We used the cluster R package to perform hierarchical clustering on the dataframe of persistence vectors and the dataframe of cutout vectors.
We chose to use hierarchical clustering as opposed to k-means, another standard clustering algorithm, as k-means requires us to know how many clustering groups we believe there to be for our data, while hierarchical clustering identifies clusters across a range of distance values that can be represented visually by a dendrogram.
Results and Discussion
Figure 4 and Figure 5 show the results from the hierarchical clustering of the persistence vectors and cutout vectors, respectively.
As with all dendrograms, the horizontal distance between leaves is meaningless, and the primary feature to be interpreted is the height at which cluster linkages occur. Comparing the dendrograms of Figure 4 and Figure 5, not only do the persistent images appear to fuse much earlier on in the clustering process, but the overall clustering process happens at a much lower range in height than the cutout clusterings.

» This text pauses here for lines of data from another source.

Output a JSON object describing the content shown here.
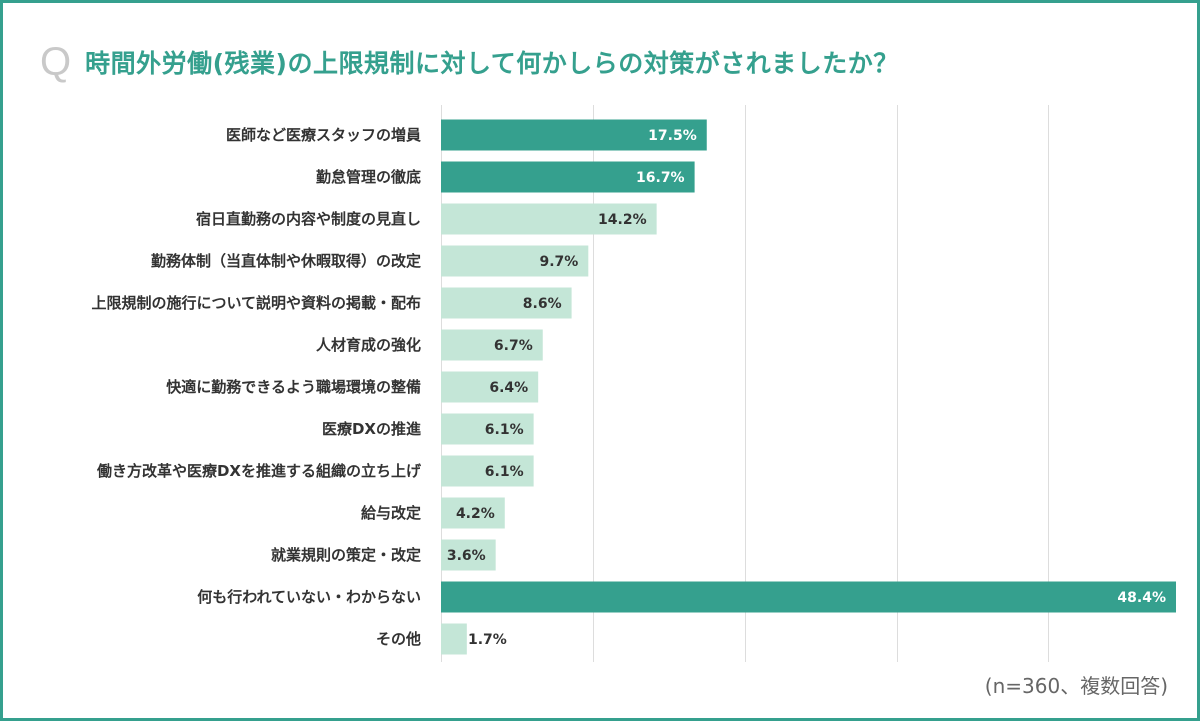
{
  "title": {
    "q_mark": "Q",
    "text": "時間外労働(残業)の上限規制に対して何かしらの対策がされましたか？"
  },
  "note": "(n=360、複数回答)",
  "colors": {
    "accent": "#35a08e",
    "light": "#c4e6d7",
    "grid": "#dddddd",
    "dark_text": "#333333",
    "white_text": "#ffffff"
  },
  "chart_data": {
    "type": "bar",
    "orientation": "horizontal",
    "title": "時間外労働(残業)の上限規制に対して何かしらの対策がされましたか？",
    "xlim": [
      0,
      50
    ],
    "gridlines": [
      10,
      20,
      30,
      40,
      50
    ],
    "categories": [
      "医師など医療スタッフの増員",
      "勤怠管理の徹底",
      "宿日直勤務の内容や制度の見直し",
      "勤務体制（当直体制や休暇取得）の改定",
      "上限規制の施行について説明や資料の掲載・配布",
      "人材育成の強化",
      "快適に勤務できるよう職場環境の整備",
      "医療DXの推進",
      "働き方改革や医療DXを推進する組織の立ち上げ",
      "給与改定",
      "就業規則の策定・改定",
      "何も行われていない・わからない",
      "その他"
    ],
    "values": [
      17.5,
      16.7,
      14.2,
      9.7,
      8.6,
      6.7,
      6.4,
      6.1,
      6.1,
      4.2,
      3.6,
      48.4,
      1.7
    ],
    "value_labels": [
      "17.5%",
      "16.7%",
      "14.2%",
      "9.7%",
      "8.6%",
      "6.7%",
      "6.4%",
      "6.1%",
      "6.1%",
      "4.2%",
      "3.6%",
      "48.4%",
      "1.7%"
    ],
    "highlight": [
      true,
      true,
      false,
      false,
      false,
      false,
      false,
      false,
      false,
      false,
      false,
      true,
      false
    ]
  }
}
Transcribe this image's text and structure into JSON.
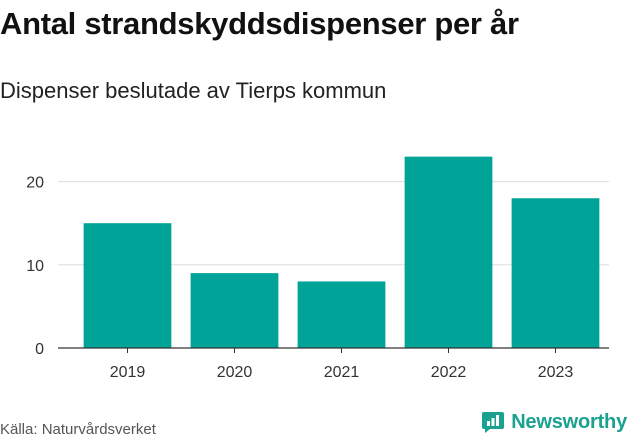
{
  "title": "Antal strandskyddsdispenser per år",
  "subtitle": "Dispenser beslutade av Tierps kommun",
  "source": "Källa: Naturvårdsverket",
  "brand": "Newsworthy",
  "colors": {
    "bar": "#00a398",
    "grid": "#dddddd",
    "brand": "#1aa190"
  },
  "chart_data": {
    "type": "bar",
    "title": "Antal strandskyddsdispenser per år",
    "subtitle": "Dispenser beslutade av Tierps kommun",
    "categories": [
      "2019",
      "2020",
      "2021",
      "2022",
      "2023"
    ],
    "values": [
      15,
      9,
      8,
      23,
      18
    ],
    "xlabel": "",
    "ylabel": "",
    "ylim": [
      0,
      25
    ],
    "yticks": [
      0,
      10,
      20
    ],
    "grid": true
  }
}
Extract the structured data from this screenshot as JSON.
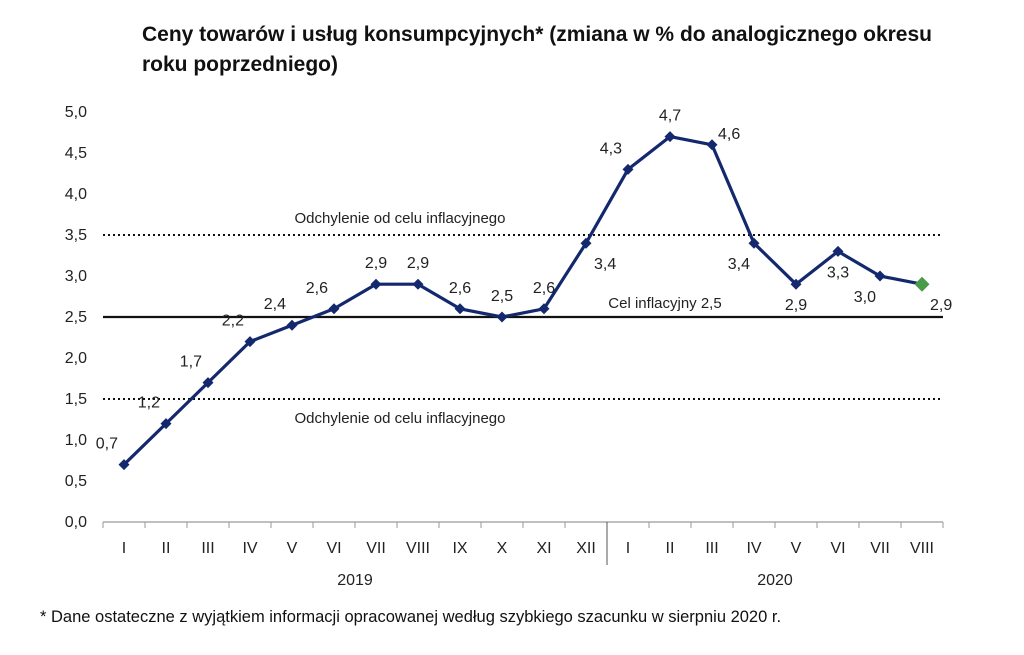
{
  "title": "Ceny towarów i usług konsumpcyjnych* (zmiana w % do analogicznego okresu roku poprzedniego)",
  "footnote": "* Dane ostateczne z wyjątkiem informacji opracowanej według szybkiego szacunku w sierpniu 2020 r.",
  "chart_data": {
    "type": "line",
    "title": "Ceny towarów i usług konsumpcyjnych* (zmiana w % do analogicznego okresu roku poprzedniego)",
    "ylim": [
      0,
      5
    ],
    "yticks": [
      "0,0",
      "0,5",
      "1,0",
      "1,5",
      "2,0",
      "2,5",
      "3,0",
      "3,5",
      "4,0",
      "4,5",
      "5,0"
    ],
    "categories": [
      "I",
      "II",
      "III",
      "IV",
      "V",
      "VI",
      "VII",
      "VIII",
      "IX",
      "X",
      "XI",
      "XII",
      "I",
      "II",
      "III",
      "IV",
      "V",
      "VI",
      "VII",
      "VIII"
    ],
    "groups": [
      {
        "label": "2019",
        "count": 12
      },
      {
        "label": "2020",
        "count": 8
      }
    ],
    "values": [
      0.7,
      1.2,
      1.7,
      2.2,
      2.4,
      2.6,
      2.9,
      2.9,
      2.6,
      2.5,
      2.6,
      3.4,
      4.3,
      4.7,
      4.6,
      3.4,
      2.9,
      3.3,
      3.0,
      2.9
    ],
    "value_labels": [
      "0,7",
      "1,2",
      "1,7",
      "2,2",
      "2,4",
      "2,6",
      "2,9",
      "2,9",
      "2,6",
      "2,5",
      "2,6",
      "3,4",
      "4,3",
      "4,7",
      "4,6",
      "3,4",
      "2,9",
      "3,3",
      "3,0",
      "2,9"
    ],
    "reference_lines": [
      {
        "value": 3.5,
        "style": "dotted",
        "label": "Odchylenie od celu inflacyjnego"
      },
      {
        "value": 2.5,
        "style": "solid",
        "label": "Cel inflacyjny 2,5"
      },
      {
        "value": 1.5,
        "style": "dotted",
        "label": "Odchylenie od celu inflacyjnego"
      }
    ],
    "colors": {
      "line": "#14286e",
      "marker": "#14286e",
      "last_marker": "#4a9a4a"
    },
    "grid": false,
    "legend": "none"
  }
}
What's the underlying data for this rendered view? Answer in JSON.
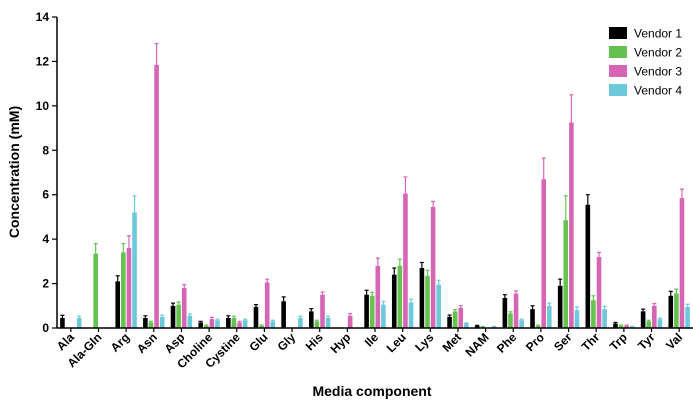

A potential reason for this discrepancy in dynamic range could be the size of the cutout vectors; collapsing a \(119\times119\) array creates a \(14161\) length vector, resulting in a very wide (\(242\times14161\)) dataframe for the cutouts. When the number of variables (columns) in a dataframe starts to become large, distance that are calculated using the variables start to become increasing large in a phenomenon known as the Curse of Dimensionality. This could also explain the discrepancy between the high inital fusing heights in Figure 4 relative to those in Figure 5.
However, the number clusters that are fused at relatively small heights in Figure 5 could be interpreted as a collection of lensed clusters with very similar structural features, and is not identified in the cutout clustering results of Figure 4. This, in addition to the dimensionality issue with the cutouts, warrents some additional exploration.
Conclusions
Our clustering results of the persistent images of 242 gravitationally lensed galaxies taken from the Euclid Q1 data release have identified a collection of galaxies that are more similar according to their persistence images than they are with their cutout images. This result could be affected by the high dimensions of the cutout images, wherein the Curse of Dimensionality could cause a bias in the linkage distances of the clusters, shifting the overall heights of the cutout clusterings to larger values. This result needs to be investigated further.
We intend to continue exploring persistence images in this scenario through the following:
- Reducing the size of the cutout vectors through PCA and more advanced dimension reduction algorithm.
- Comparing our hierarchical clustering results with a more advanced clustering algorithm.
- Exploring parameter space of the persistence images algorithm.
- Investigating the similarities found from the clustering results to determine what, if any, classifications with physical interpretations exist.
The goals above will be an outline for a Physics and Astronomy Honors Thesis during the 2025-2026 school year at Macalester College.